Sunday 17 May 2015

Link Farming



Link farming is a questionable search engine optimization (SEO) tactic in which a website enters a relationship of reciprocal linking with another site or pays a provider for a large number of inbound links. Because many search engines use inbound links as a factor in determining a website's page rank, websites use link farming to boost their rankings in search engine results.

A link farm is a website (or a group of websites) created only for the purpose of increasing the link popularity of another site by increasing the number of incoming links. A link farm usually looks like a regular web page, but the majority of the content is hyperlinks -- often random and unrelated -- to other websites. 

Link farms can be advertised as services to build up your content. They are often set up by creating a network -- one that is often created with the sole purpose of gathering a number of locations from which to point at a website. Because Google dislikes links between unrelated sites, some link farms divide their links into categories or a directory.

Link farms were originated in response to Google's ranking algorithm, PageRank. PageRank thinks of links as votes, where a page linking to another page is casting a vote. Therefore, pages with the most links were deemed valuable. Link farms were created to help increase PageRank, however, in recent times, Google and other search engines have adapted their algorithms to prevent link farms from appearing at the top of search engine results pages (SERPs).

Web sites that have created link farms can be penalized by Google and other search engines.

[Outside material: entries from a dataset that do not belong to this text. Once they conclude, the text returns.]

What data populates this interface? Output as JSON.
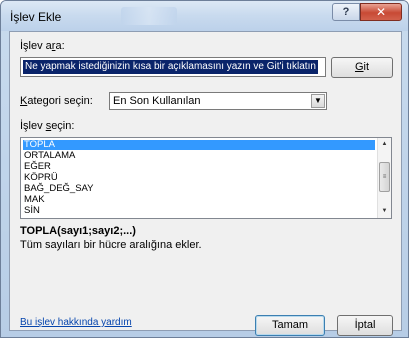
{
  "window": {
    "title": "İşlev Ekle",
    "help_glyph": "?",
    "close_glyph": "✕"
  },
  "search": {
    "label_pre": "İşlev a",
    "label_mnemonic": "r",
    "label_post": "a:",
    "value": "Ne yapmak istediğinizin kısa bir açıklamasını yazın ve Git'i tıklatın",
    "go_pre": "",
    "go_mnemonic": "G",
    "go_post": "it"
  },
  "category": {
    "label_mnemonic": "K",
    "label_post": "ategori seçin:",
    "selected": "En Son Kullanılan"
  },
  "function_list": {
    "label_pre": "İşlev ",
    "label_mnemonic": "s",
    "label_post": "eçin:",
    "items": [
      "TOPLA",
      "ORTALAMA",
      "EĞER",
      "KÖPRÜ",
      "BAĞ_DEĞ_SAY",
      "MAK",
      "SİN"
    ],
    "selected_index": 0
  },
  "details": {
    "syntax": "TOPLA(sayı1;sayı2;...)",
    "description": "Tüm sayıları bir hücre aralığına ekler."
  },
  "footer": {
    "help_link": "Bu işlev hakkında yardım",
    "ok_label": "Tamam",
    "cancel_label": "İptal"
  }
}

Link farming is considered a "black hat" method of search engine optimization (SEO) because the content on the web sites linking to each other is often not related, not created by a human (it can be created using programs or services) and is often of a very low quality. Search engines can detect link farms easily and they shouldn't be seen as a legitimate long-term search optimization strategy.

Now, link farming often fails because search engines have evolved to rank results based on what will be most useful for the user. This means that a link from a site with trusted content or similar content to the page to which it is linking is worth more than random links from many sites.

In essence, search engines attempt to encourage websites to gain authority – and thus page rank – in the most legitimate way possible. The ideal way to gain page rank is to create websites with great content that will be frequently linked to by other high-quality sites.